So they moved the Pennsylvania Court in this regard and thus, after about 80 years, such a case has come to light and waits decision. Basically, a group of Parents in the small township of Dover approached the American Civil Liberties Union, complaining and thus seeking to overturn a decision made by the local school board that insists that Intelligent Design - A study by scholars and researchers done over the past 15 years which suggests Creationist Principles - should be included in the School Curriculum and taught to Ninth-Grades. At one level, the argument is about a very tiny part of the US school curriculum. But at another, it is about the very meaning of science.
Intelligent Design clearly challenges and in part negates the Darwin’s Theory about the Origin of Life and Evolution through Variability and Natural Selection - Survival of the fittest, as it is popularly known, which has been accepted by biologists for over a hundred years. Intelligent Design, in contrast argues that key moments in the history of life were guided by a higher power and that Charles Darwin’s theory of Natural Selection and Evolution cannot explain the origin of life or the key features of the biological form. ID proponents say this body is so complex, it could only have arisen as a result of some guiding hand.

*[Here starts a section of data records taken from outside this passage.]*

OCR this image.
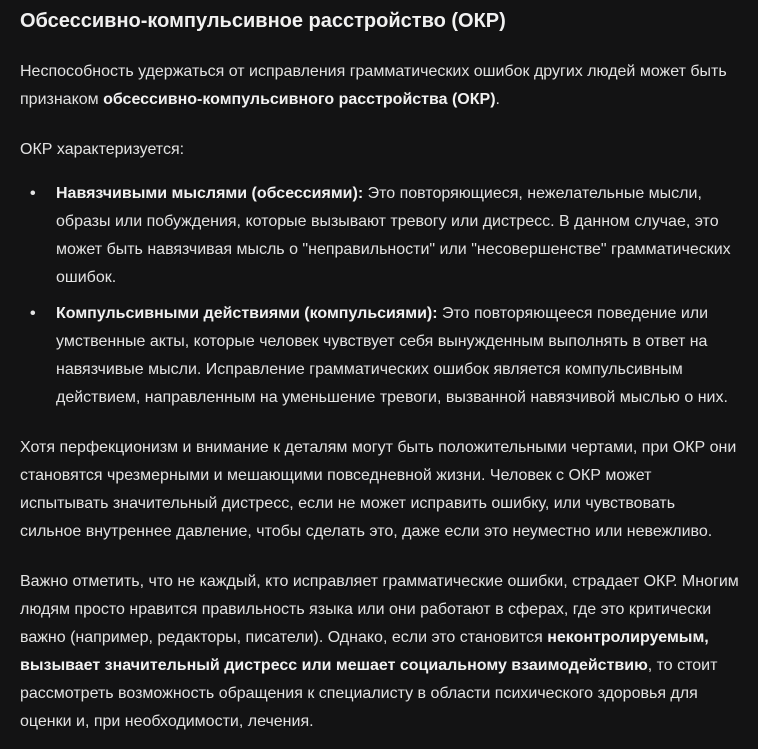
Обсессивно-компульсивное расстройство (ОКР)

Неспособность удержаться от исправления грамматических ошибок других людей может быть признаком обсессивно-компульсивного расстройства (ОКР).

ОКР характеризуется:

• Навязчивыми мыслями (обсессиями): Это повторяющиеся, нежелательные мысли, образы или побуждения, которые вызывают тревогу или дистресс. В данном случае, это может быть навязчивая мысль о "неправильности" или "несовершенстве" грамматических ошибок.
• Компульсивными действиями (компульсиями): Это повторяющееся поведение или умственные акты, которые человек чувствует себя вынужденным выполнять в ответ на навязчивые мысли. Исправление грамматических ошибок является компульсивным действием, направленным на уменьшение тревоги, вызванной навязчивой мыслью о них.

Хотя перфекционизм и внимание к деталям могут быть положительными чертами, при ОКР они становятся чрезмерными и мешающими повседневной жизни. Человек с ОКР может испытывать значительный дистресс, если не может исправить ошибку, или чувствовать сильное внутреннее давление, чтобы сделать это, даже если это неуместно или невежливо.

Важно отметить, что не каждый, кто исправляет грамматические ошибки, страдает ОКР. Многим людям просто нравится правильность языка или они работают в сферах, где это критически важно (например, редакторы, писатели). Однако, если это становится неконтролируемым, вызывает значительный дистресс или мешает социальному взаимодействию, то стоит рассмотреть возможность обращения к специалисту в области психического здоровья для оценки и, при необходимости, лечения.
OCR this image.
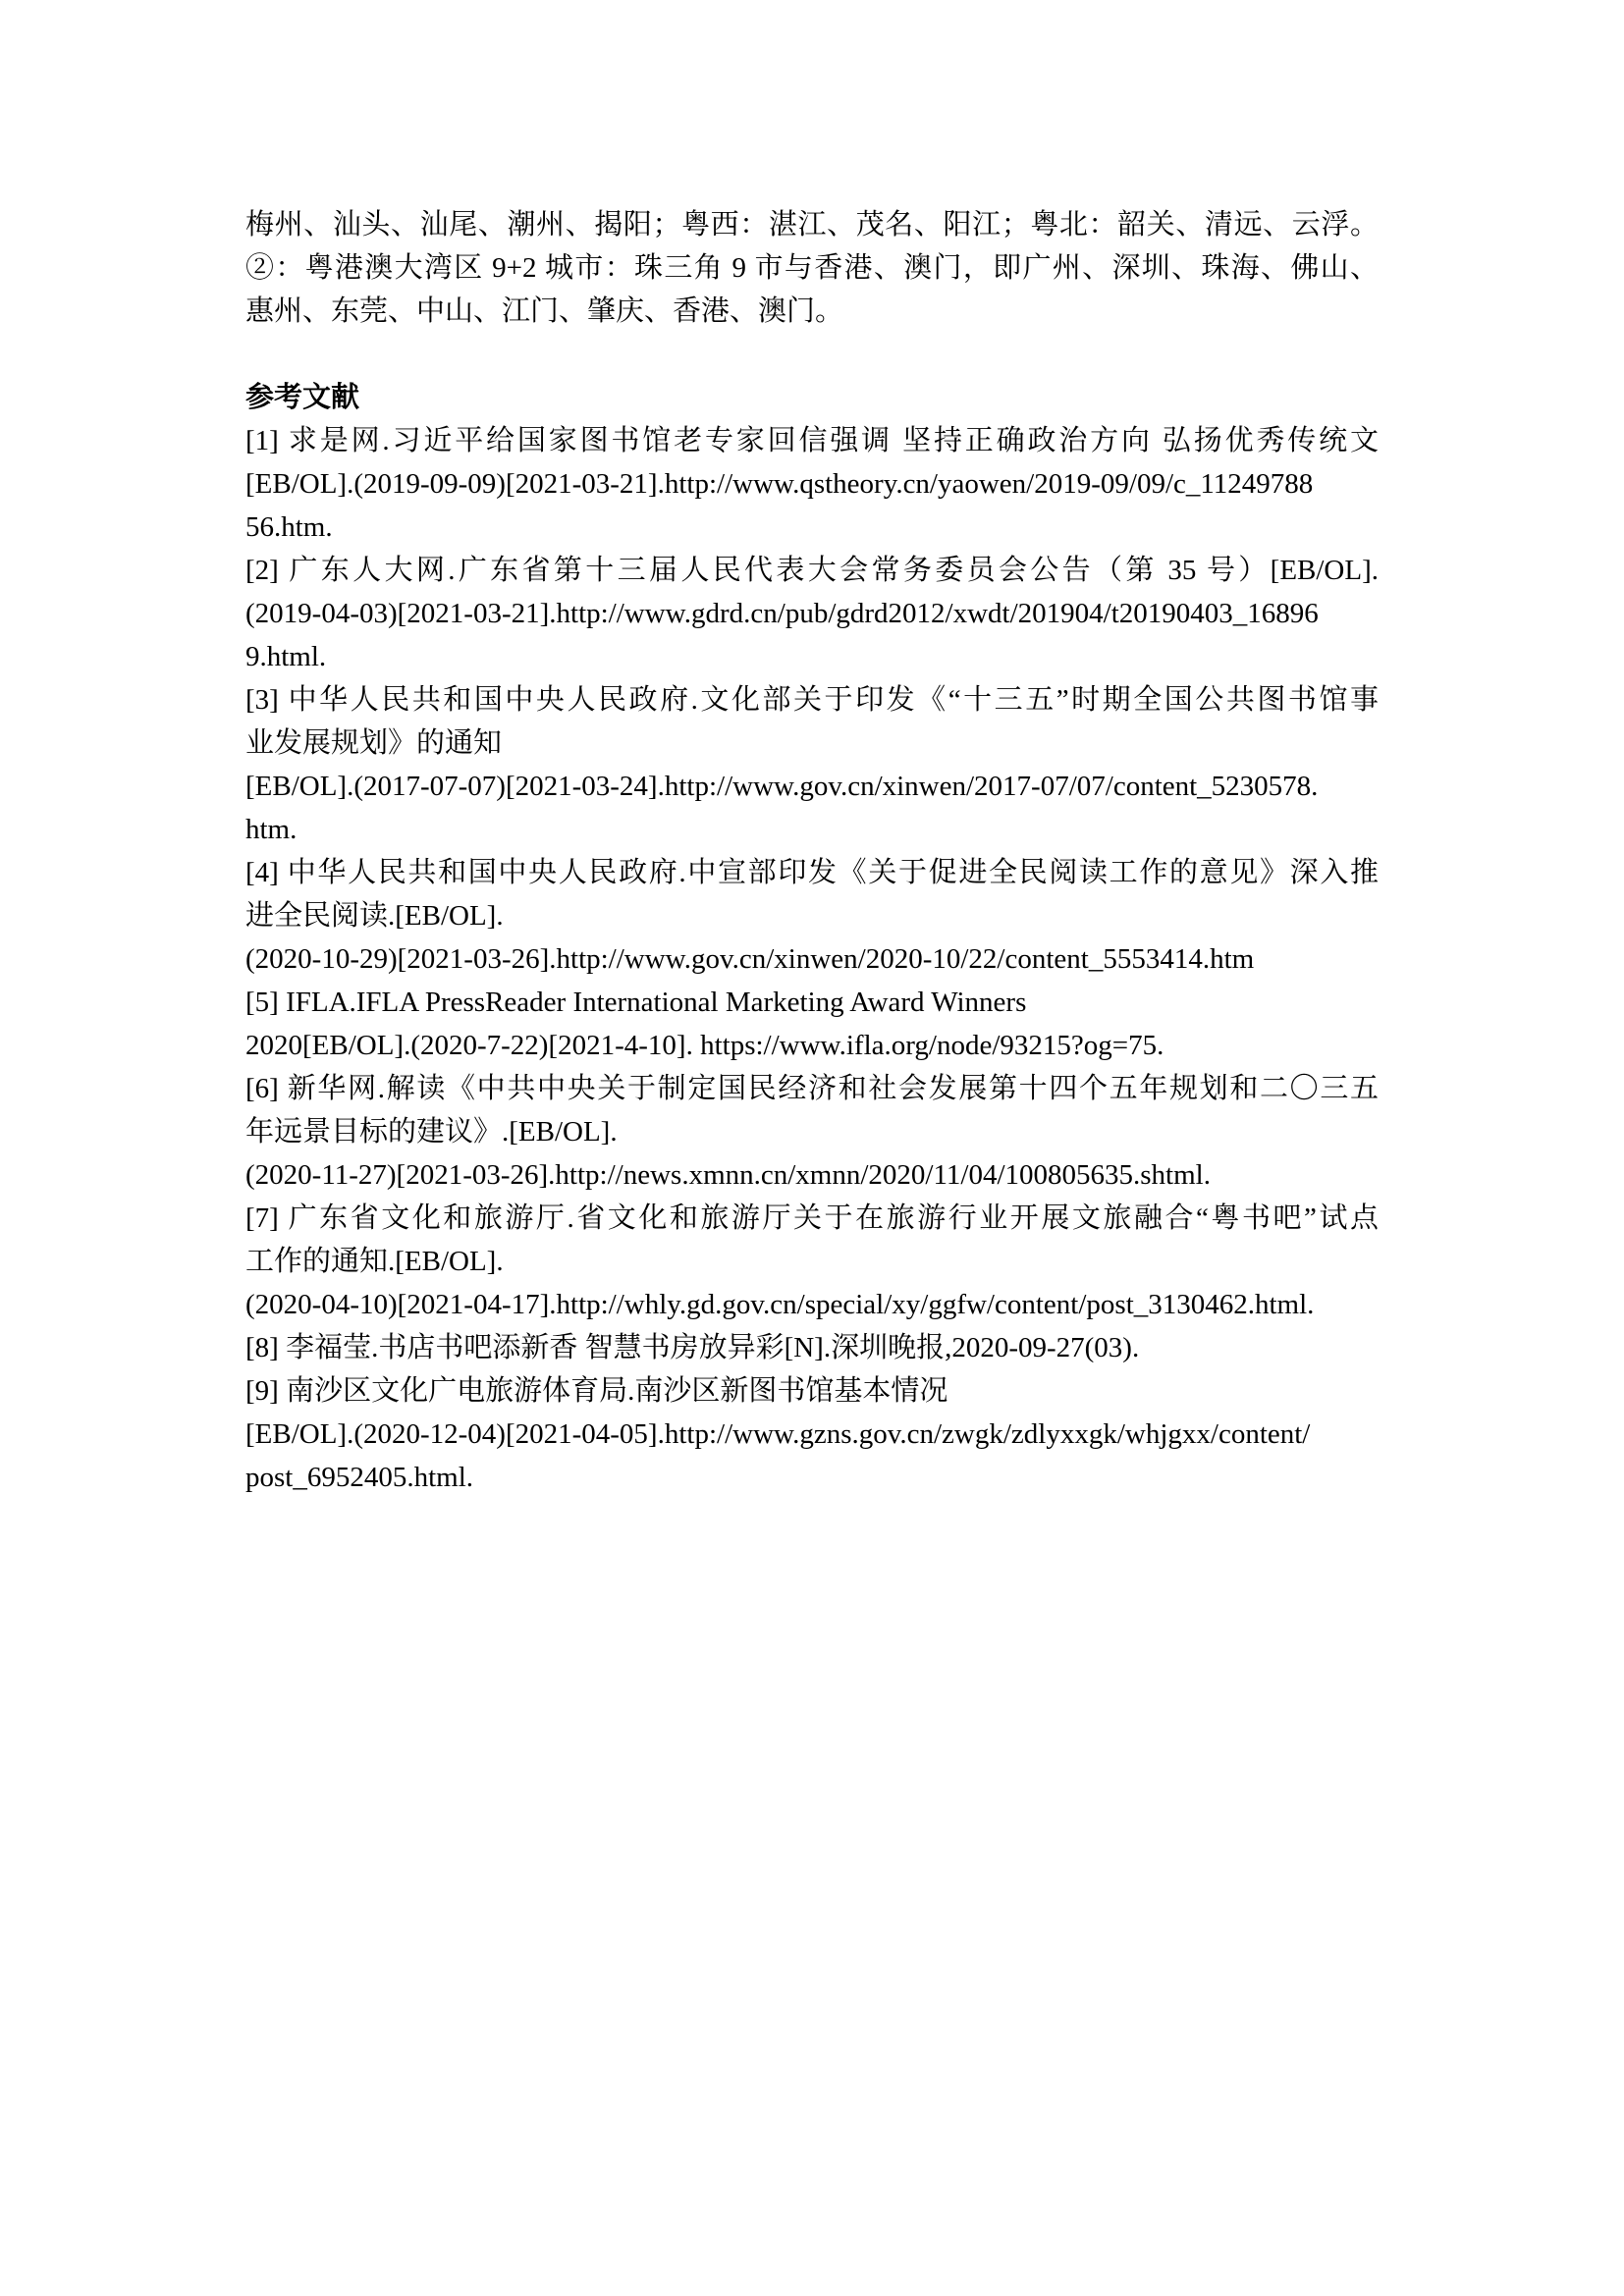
梅州、汕头、汕尾、潮州、揭阳；粤西：湛江、茂名、阳江；粤北：韶关、清远、云浮。

②：粤港澳大湾区 9+2 城市：珠三角 9 市与香港、澳门，即广州、深圳、珠海、佛山、

惠州、东莞、中山、江门、肇庆、香港、澳门。

参考文献

[1] 求是网.习近平给国家图书馆老专家回信强调 坚持正确政治方向 弘扬优秀传统文

[EB/OL].(2019-09-09)[2021-03-21].http://www.qstheory.cn/yaowen/2019-09/09/c_11249788

56.htm.

[2] 广东人大网.广东省第十三届人民代表大会常务委员会公告（第 35 号）[EB/OL].

(2019-04-03)[2021-03-21].http://www.gdrd.cn/pub/gdrd2012/xwdt/201904/t20190403_16896

9.html.

[3] 中华人民共和国中央人民政府.文化部关于印发《“十三五”时期全国公共图书馆事

业发展规划》的通知

[EB/OL].(2017-07-07)[2021-03-24].http://www.gov.cn/xinwen/2017-07/07/content_5230578.

htm.

[4] 中华人民共和国中央人民政府.中宣部印发《关于促进全民阅读工作的意见》深入推

进全民阅读.[EB/OL].

(2020-10-29)[2021-03-26].http://www.gov.cn/xinwen/2020-10/22/content_5553414.htm

[5] IFLA.IFLA PressReader International Marketing Award Winners

2020[EB/OL].(2020-7-22)[2021-4-10]. https://www.ifla.org/node/93215?og=75.

[6] 新华网.解读《中共中央关于制定国民经济和社会发展第十四个五年规划和二〇三五

年远景目标的建议》.[EB/OL].

(2020-11-27)[2021-03-26].http://news.xmnn.cn/xmnn/2020/11/04/100805635.shtml.

[7] 广东省文化和旅游厅.省文化和旅游厅关于在旅游行业开展文旅融合“粤书吧”试点

工作的通知.[EB/OL].

(2020-04-10)[2021-04-17].http://whly.gd.gov.cn/special/xy/ggfw/content/post_3130462.html.

[8] 李福莹.书店书吧添新香 智慧书房放异彩[N].深圳晚报,2020-09-27(03).

[9] 南沙区文化广电旅游体育局.南沙区新图书馆基本情况

[EB/OL].(2020-12-04)[2021-04-05].http://www.gzns.gov.cn/zwgk/zdlyxxgk/whjgxx/content/

post_6952405.html.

President Bush has weighed in, saying schools should present both concepts when teaching about the origins of life. However, Critics say Intelligent Design is merely creationism - a literal reading of the Bible’s story of creation - camouflaged in scientific language, and it does not belong in a science curriculum. A four-paragraph statement read to students tells them that evolutionary theory "is not a fact" and "intelligent design is an explanation of the origin of life that differs from Darwin’s view." The school district ordered science teachers to point out in a brief statement that unexplained gaps exist in the evolution theory. The statement then refers students to the pro-intelligent design textbook Of Pandas and People, which is available in high-school libraries.
Dover is believed to be the first school system in the nation to require that students be exposed to the concept under a policy adopted by a 6-3 vote in October 2004. The 11 parents challenging the Dover school board will argue that intelligent design is a cover for creationism and therefore an attempt to impose religion in schools. Standing against them will be a team from the Thomas More Law Center, a non-profit Christian law firm that says its mission is "to be the sword and shield for people of faith" in cases on abortion, school prayer and the 10 commandments.
"We’re fighting for the first amendment, the separation of church and state and the integrity of schools," Philadelphia lawyer Eric Rothschild told the Los Angeles Times. "This trial should decide whether a school board can impose its religious views on other students. Also, Intelligent Design is unscientific and has no place in a science curriculum." Eugenie Scott, executive director of the National Center for Science Education, which supports the teaching of evolution in public schools, said the controversy has little to do with science because mainstream scientists have rejected intelligent-design theory.
The history of evolution litigation dates back to the 1925 Scopes Monkey Trial, in which Tennessee biology teacher John T. Scopes was fined $ 100 for violating a state law that forbade teaching evolution. Not since Edwards vs Aguillard in 1987, in which the US Supreme Court struck down the teaching of "creation science", has there been such a challenge to the teaching of Darwin’s theory of evolution by natural selection. The trial begins Monday in Harrisburg, Pa., and is expected to last about five weeks.